A Devastating Scenario
Imagine this common scenario. You find the home of your dreams. You make an offer. Your offer is accepted by the seller. You are over the moon with excitement. Then, you apply for your mortgage loan and are denied. Maybe you don’t qualify for a home loan at all, or more likely, you might not qualify for as much as need to buy that dream home.
This experience is devastating, and we’ve seen it happen time and time again with home buyers who aren’t prepared. Of course, this goes back to the first step in this series about getting your finances in order. If you have high amounts of debt, low or inconsistent income and/or a poor credit score, you might find it harder to qualify for a loan—or you may only qualify for a certain amount that won’t give you as much buying power.
This is why it is so beneficial to get pre-approved for your home loan. It’s an easy process and it will completely change the way you can approach your home search and make purchase offers.
7 Steps to Consider When Purchasing Your Home
Check this Guide Out! It is a must read if you are about to buy a house.
Mortgage Preapproval vs. Prequalification
First, let’s review the difference between a preapproval letter and a pre-qualification. Sometimes, these terms are used interchangeably when people talk about mortgages. However, they are very different. A mortgage qualification is a very simple process where the lender only looks at some basic information provided by the applicant. The lender can use this info to provide a general pre-qualification letter with a rough estimate of what you might be qualified to borrow. It is not fully verified. The amount is not set in stone.

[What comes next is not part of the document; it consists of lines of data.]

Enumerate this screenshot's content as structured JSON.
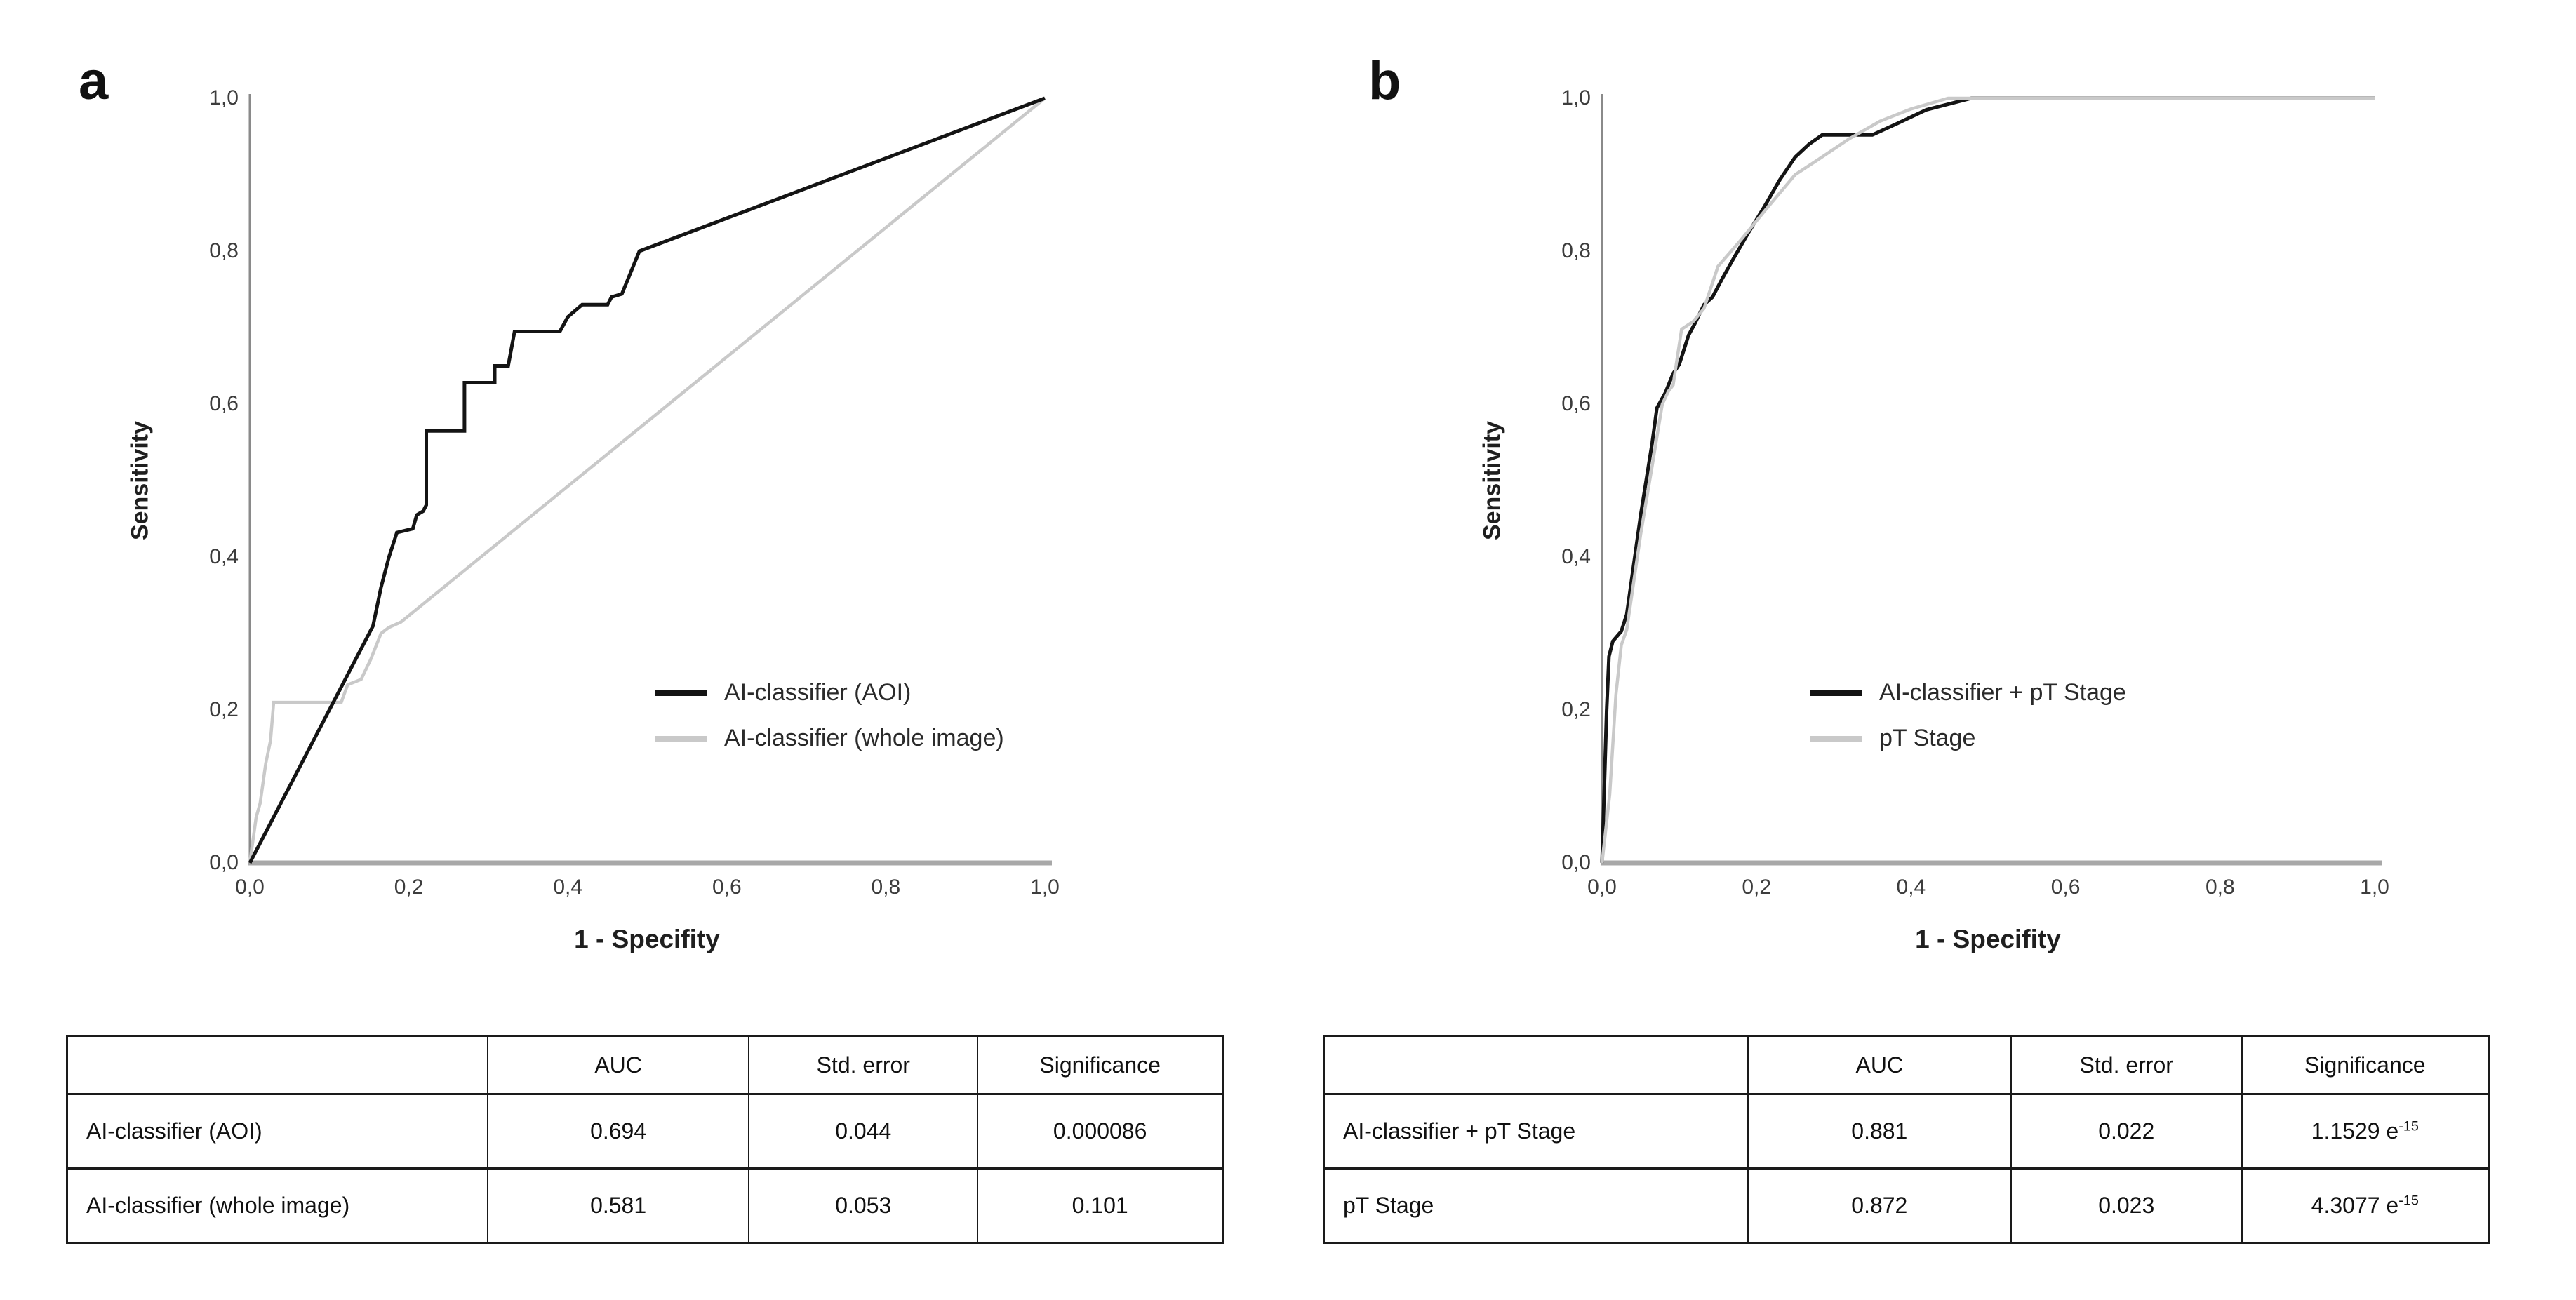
{
  "panels": [
    {
      "letter": "a",
      "y_axis_label": "Sensitivity",
      "x_axis_label": "1 - Specifity",
      "x_ticks": [
        "0,0",
        "0,2",
        "0,4",
        "0,6",
        "0,8",
        "1,0"
      ],
      "y_ticks": [
        "0,0",
        "0,2",
        "0,4",
        "0,6",
        "0,8",
        "1,0"
      ],
      "legend": [
        {
          "label": "AI-classifier (AOI)",
          "color": "#141414"
        },
        {
          "label": "AI-classifier (whole image)",
          "color": "#c9c9c9"
        }
      ],
      "table": {
        "headers": [
          "",
          "AUC",
          "Std. error",
          "Significance"
        ],
        "rows": [
          [
            "AI-classifier (AOI)",
            "0.694",
            "0.044",
            "0.000086"
          ],
          [
            "AI-classifier (whole image)",
            "0.581",
            "0.053",
            "0.101"
          ]
        ]
      }
    },
    {
      "letter": "b",
      "y_axis_label": "Sensitivity",
      "x_axis_label": "1 - Specifity",
      "x_ticks": [
        "0,0",
        "0,2",
        "0,4",
        "0,6",
        "0,8",
        "1,0"
      ],
      "y_ticks": [
        "0,0",
        "0,2",
        "0,4",
        "0,6",
        "0,8",
        "1,0"
      ],
      "legend": [
        {
          "label": "AI-classifier + pT Stage",
          "color": "#141414"
        },
        {
          "label": "pT Stage",
          "color": "#c9c9c9"
        }
      ],
      "table": {
        "headers": [
          "",
          "AUC",
          "Std. error",
          "Significance"
        ],
        "rows": [
          [
            "AI-classifier + pT Stage",
            "0.881",
            "0.022",
            {
              "text": "1.1529 e",
              "sup": "-15"
            }
          ],
          [
            "pT Stage",
            "0.872",
            "0.023",
            {
              "text": "4.3077 e",
              "sup": "-15"
            }
          ]
        ]
      }
    }
  ],
  "chart_data": [
    {
      "type": "line",
      "title": "ROC curves: AI-classifier (AOI) vs AI-classifier (whole image)",
      "xlabel": "1 - Specifity",
      "ylabel": "Sensitivity",
      "xlim": [
        0,
        1
      ],
      "ylim": [
        0,
        1
      ],
      "x_tick_values": [
        0,
        0.2,
        0.4,
        0.6,
        0.8,
        1.0
      ],
      "y_tick_values": [
        0,
        0.2,
        0.4,
        0.6,
        0.8,
        1.0
      ],
      "grid": false,
      "legend_position": "inside-right",
      "series": [
        {
          "name": "AI-classifier (whole image)",
          "auc": 0.581,
          "color": "#c9c9c9",
          "width": 4.5,
          "points": [
            [
              0,
              0
            ],
            [
              0.008,
              0.06
            ],
            [
              0.013,
              0.078
            ],
            [
              0.02,
              0.13
            ],
            [
              0.026,
              0.16
            ],
            [
              0.03,
              0.21
            ],
            [
              0.115,
              0.21
            ],
            [
              0.123,
              0.233
            ],
            [
              0.14,
              0.24
            ],
            [
              0.152,
              0.266
            ],
            [
              0.165,
              0.3
            ],
            [
              0.175,
              0.308
            ],
            [
              0.19,
              0.315
            ],
            [
              1,
              1
            ]
          ]
        },
        {
          "name": "AI-classifier (AOI)",
          "auc": 0.694,
          "color": "#141414",
          "width": 5,
          "points": [
            [
              0,
              0
            ],
            [
              0.155,
              0.31
            ],
            [
              0.165,
              0.36
            ],
            [
              0.175,
              0.4
            ],
            [
              0.185,
              0.432
            ],
            [
              0.205,
              0.437
            ],
            [
              0.21,
              0.455
            ],
            [
              0.218,
              0.46
            ],
            [
              0.222,
              0.468
            ],
            [
              0.222,
              0.565
            ],
            [
              0.27,
              0.565
            ],
            [
              0.27,
              0.628
            ],
            [
              0.308,
              0.628
            ],
            [
              0.308,
              0.65
            ],
            [
              0.325,
              0.65
            ],
            [
              0.333,
              0.695
            ],
            [
              0.39,
              0.695
            ],
            [
              0.4,
              0.714
            ],
            [
              0.418,
              0.73
            ],
            [
              0.45,
              0.73
            ],
            [
              0.455,
              0.74
            ],
            [
              0.468,
              0.744
            ],
            [
              0.49,
              0.8
            ],
            [
              1,
              1
            ]
          ]
        }
      ]
    },
    {
      "type": "line",
      "title": "ROC curves: AI-classifier + pT Stage vs pT Stage",
      "xlabel": "1 - Specifity",
      "ylabel": "Sensitivity",
      "xlim": [
        0,
        1
      ],
      "ylim": [
        0,
        1
      ],
      "x_tick_values": [
        0,
        0.2,
        0.4,
        0.6,
        0.8,
        1.0
      ],
      "y_tick_values": [
        0,
        0.2,
        0.4,
        0.6,
        0.8,
        1.0
      ],
      "grid": false,
      "legend_position": "inside-right",
      "series": [
        {
          "name": "AI-classifier + pT Stage",
          "auc": 0.881,
          "color": "#141414",
          "width": 5,
          "points": [
            [
              0,
              0
            ],
            [
              0.006,
              0.2
            ],
            [
              0.009,
              0.27
            ],
            [
              0.014,
              0.29
            ],
            [
              0.025,
              0.303
            ],
            [
              0.032,
              0.325
            ],
            [
              0.05,
              0.455
            ],
            [
              0.065,
              0.55
            ],
            [
              0.071,
              0.595
            ],
            [
              0.082,
              0.615
            ],
            [
              0.092,
              0.64
            ],
            [
              0.1,
              0.652
            ],
            [
              0.112,
              0.69
            ],
            [
              0.12,
              0.705
            ],
            [
              0.132,
              0.73
            ],
            [
              0.143,
              0.74
            ],
            [
              0.155,
              0.763
            ],
            [
              0.17,
              0.79
            ],
            [
              0.19,
              0.825
            ],
            [
              0.21,
              0.858
            ],
            [
              0.23,
              0.893
            ],
            [
              0.25,
              0.923
            ],
            [
              0.268,
              0.94
            ],
            [
              0.285,
              0.952
            ],
            [
              0.35,
              0.952
            ],
            [
              0.38,
              0.966
            ],
            [
              0.42,
              0.985
            ],
            [
              0.478,
              1.0
            ],
            [
              1,
              1
            ]
          ]
        },
        {
          "name": "pT Stage",
          "auc": 0.872,
          "color": "#c9c9c9",
          "width": 4.5,
          "points": [
            [
              0,
              0
            ],
            [
              0.01,
              0.09
            ],
            [
              0.018,
              0.22
            ],
            [
              0.025,
              0.285
            ],
            [
              0.032,
              0.305
            ],
            [
              0.05,
              0.43
            ],
            [
              0.065,
              0.52
            ],
            [
              0.078,
              0.6
            ],
            [
              0.086,
              0.617
            ],
            [
              0.092,
              0.625
            ],
            [
              0.103,
              0.698
            ],
            [
              0.118,
              0.708
            ],
            [
              0.132,
              0.725
            ],
            [
              0.15,
              0.78
            ],
            [
              0.18,
              0.815
            ],
            [
              0.21,
              0.852
            ],
            [
              0.25,
              0.9
            ],
            [
              0.28,
              0.92
            ],
            [
              0.32,
              0.947
            ],
            [
              0.36,
              0.97
            ],
            [
              0.4,
              0.986
            ],
            [
              0.448,
              1.0
            ],
            [
              1,
              1
            ]
          ]
        }
      ]
    }
  ]
}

Securing a preapproval letter requires a more comprehensive process. For this, a lender will verify your income and assets, perform a credit check and complete some preliminary underwriting steps to give you a more accurate assessment of your mortgage loan eligibility. The preapproval letter will more specifically outline the preapproved loan amount, specific loan program, interest rate, and down payment for which you are approved.